Hastaneye gelince nereye gideceklerini oldukça iyi biliyorlardı. Devamlı olarak geliyorlardı zaten hastanelere. Taehyung çapkınlığı bir yere bırakmış, ciddi bir yüz ifadesi ile giriş yapmıştı morgun olduğu kata. "Oh, merhabalar. Dün konuşmuştuk sizden biriyle. Ben Jung Hoseok, nedenini bilmediğim bir şekilde beni buraya, teyit için çağırdılar."

"Aa, neden buradasınız bilmiyor musunuz, Bay Jung?" dedi, morg görevlisi kız. Kız sadece Taehyung'a bakıyordu, ne de olsa kırmızıya boyattığı saçlarıyla oldukça dikkat çekiyordu Taehyung. "Hayır. Bilmem gerekiyor ama beni bilgilendirmediniz." dedi Hoseok. "Pekâlâ, o zaman şöyle içeri alalım sizi."

Hoseok, Taehyung ve morg görevlisi kız, beraber içeri girdiler. Hoseok böyle ortamları oldu olası sevmezdi, şöyle bir şey vardı ki; buraya gelmeye oldukça alışmıştı artık. Morg görevlisi, yeni getirildiği belli olan bedenin üzerine örtülen beyaz örtüyü kaldırdı. İşini severek yapmadığı belliydi, zaten böyle bir işi kim severek yapardı ki? Kimse..

Hoseok ile birlikte Taehyung da beyaz örtünün altında, sedyenin üstünde yatan bedenin tanıdık olması ile şoka girmişti. Çünkü sedyede Bayan Jung yatıyordu.

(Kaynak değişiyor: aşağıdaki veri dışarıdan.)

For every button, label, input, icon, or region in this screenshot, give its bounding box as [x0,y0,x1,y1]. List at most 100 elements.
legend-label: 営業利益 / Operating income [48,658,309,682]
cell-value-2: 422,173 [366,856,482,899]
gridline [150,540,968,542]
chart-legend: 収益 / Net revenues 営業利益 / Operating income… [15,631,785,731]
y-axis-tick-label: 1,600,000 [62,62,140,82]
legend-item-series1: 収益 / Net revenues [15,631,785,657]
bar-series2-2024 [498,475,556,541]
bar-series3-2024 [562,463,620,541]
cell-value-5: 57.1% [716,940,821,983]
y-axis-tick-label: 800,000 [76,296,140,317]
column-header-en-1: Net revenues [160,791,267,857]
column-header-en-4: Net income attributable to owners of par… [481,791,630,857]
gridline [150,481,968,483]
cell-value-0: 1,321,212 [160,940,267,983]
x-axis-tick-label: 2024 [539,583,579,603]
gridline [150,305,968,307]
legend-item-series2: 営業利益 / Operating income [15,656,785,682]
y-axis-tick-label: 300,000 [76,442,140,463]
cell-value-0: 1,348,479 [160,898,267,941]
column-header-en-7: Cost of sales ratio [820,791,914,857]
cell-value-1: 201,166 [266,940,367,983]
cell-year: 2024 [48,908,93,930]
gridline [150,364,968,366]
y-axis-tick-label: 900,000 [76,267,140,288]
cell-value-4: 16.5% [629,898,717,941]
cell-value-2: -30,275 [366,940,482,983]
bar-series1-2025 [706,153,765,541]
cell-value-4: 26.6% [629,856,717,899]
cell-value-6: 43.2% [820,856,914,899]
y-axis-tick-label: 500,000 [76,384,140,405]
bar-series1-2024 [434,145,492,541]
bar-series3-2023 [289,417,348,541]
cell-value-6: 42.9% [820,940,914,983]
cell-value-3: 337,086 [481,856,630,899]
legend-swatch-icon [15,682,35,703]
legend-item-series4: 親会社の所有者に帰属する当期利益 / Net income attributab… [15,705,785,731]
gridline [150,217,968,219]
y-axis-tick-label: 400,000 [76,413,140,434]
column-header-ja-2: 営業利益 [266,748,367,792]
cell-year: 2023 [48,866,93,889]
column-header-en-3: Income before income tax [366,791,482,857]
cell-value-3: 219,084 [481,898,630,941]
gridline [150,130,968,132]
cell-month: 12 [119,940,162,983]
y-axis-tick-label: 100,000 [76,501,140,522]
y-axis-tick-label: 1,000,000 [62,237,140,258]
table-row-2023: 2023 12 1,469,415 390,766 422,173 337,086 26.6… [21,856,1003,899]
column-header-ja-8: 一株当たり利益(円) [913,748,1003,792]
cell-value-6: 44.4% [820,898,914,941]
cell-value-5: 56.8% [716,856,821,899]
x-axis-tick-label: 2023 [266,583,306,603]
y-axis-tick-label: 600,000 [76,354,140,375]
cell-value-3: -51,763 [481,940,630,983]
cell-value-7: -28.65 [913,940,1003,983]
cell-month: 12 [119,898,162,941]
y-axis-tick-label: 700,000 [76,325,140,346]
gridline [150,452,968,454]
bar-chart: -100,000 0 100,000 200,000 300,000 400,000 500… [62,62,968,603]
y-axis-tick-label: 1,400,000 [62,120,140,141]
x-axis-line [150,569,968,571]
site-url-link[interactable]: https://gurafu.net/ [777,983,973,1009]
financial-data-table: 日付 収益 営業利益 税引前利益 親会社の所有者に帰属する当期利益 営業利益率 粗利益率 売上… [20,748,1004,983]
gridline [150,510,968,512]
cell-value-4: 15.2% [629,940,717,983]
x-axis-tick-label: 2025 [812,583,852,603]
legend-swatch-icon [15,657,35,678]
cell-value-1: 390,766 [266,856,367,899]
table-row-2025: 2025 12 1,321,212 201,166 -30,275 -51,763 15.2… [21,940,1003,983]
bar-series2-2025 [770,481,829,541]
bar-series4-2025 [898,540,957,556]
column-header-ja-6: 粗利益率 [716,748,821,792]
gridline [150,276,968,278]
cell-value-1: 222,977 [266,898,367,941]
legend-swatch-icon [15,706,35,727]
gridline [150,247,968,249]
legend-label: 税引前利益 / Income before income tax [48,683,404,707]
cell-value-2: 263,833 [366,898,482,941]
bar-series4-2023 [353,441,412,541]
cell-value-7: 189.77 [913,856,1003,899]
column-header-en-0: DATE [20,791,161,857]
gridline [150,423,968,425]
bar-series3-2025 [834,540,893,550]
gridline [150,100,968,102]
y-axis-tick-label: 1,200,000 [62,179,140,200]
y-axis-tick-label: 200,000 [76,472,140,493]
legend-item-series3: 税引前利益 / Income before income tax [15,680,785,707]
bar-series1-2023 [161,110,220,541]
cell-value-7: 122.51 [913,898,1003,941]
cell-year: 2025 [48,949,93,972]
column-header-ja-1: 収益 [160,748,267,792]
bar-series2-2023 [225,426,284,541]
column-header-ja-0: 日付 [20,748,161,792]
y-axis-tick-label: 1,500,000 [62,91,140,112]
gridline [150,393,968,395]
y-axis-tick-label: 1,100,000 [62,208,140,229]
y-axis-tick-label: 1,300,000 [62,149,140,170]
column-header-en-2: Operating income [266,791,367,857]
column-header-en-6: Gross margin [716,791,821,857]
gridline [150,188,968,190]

Yüzünün büyük bir kısmı yanmıştı. Bu yüzden çok tanınmıyor olsa bile, oğlu olduğu için tanıyabilmişti annesine Hoseok. Elinde olmadan dolan gözleri ile annesinin buz gibi elini tuttu. Göz yaşları akmaya başlamıştı, göz altları ıslanmıştı bile.

Taehyung, Hoseok'a kıyasla daha soğuk kanlı kalmaya çalışıyordu olaya karşı. Çünkü her şeyde bir soğukkanlıya illaki ihtiyaç duyuluyordu. "Anne... Kim yaptı? Nasıl oldu bu?" dedi Hoseok, artık kendini kasmayıp gözyaşlarını serbest bırakırken.

Taehyung, arkadaşına destek olmak için, elini omzuna koyup sıktı. "Başın sağolsun kardeşim." dedi ve onu annesinin soğuk bedeni ile yanlız bıraktı.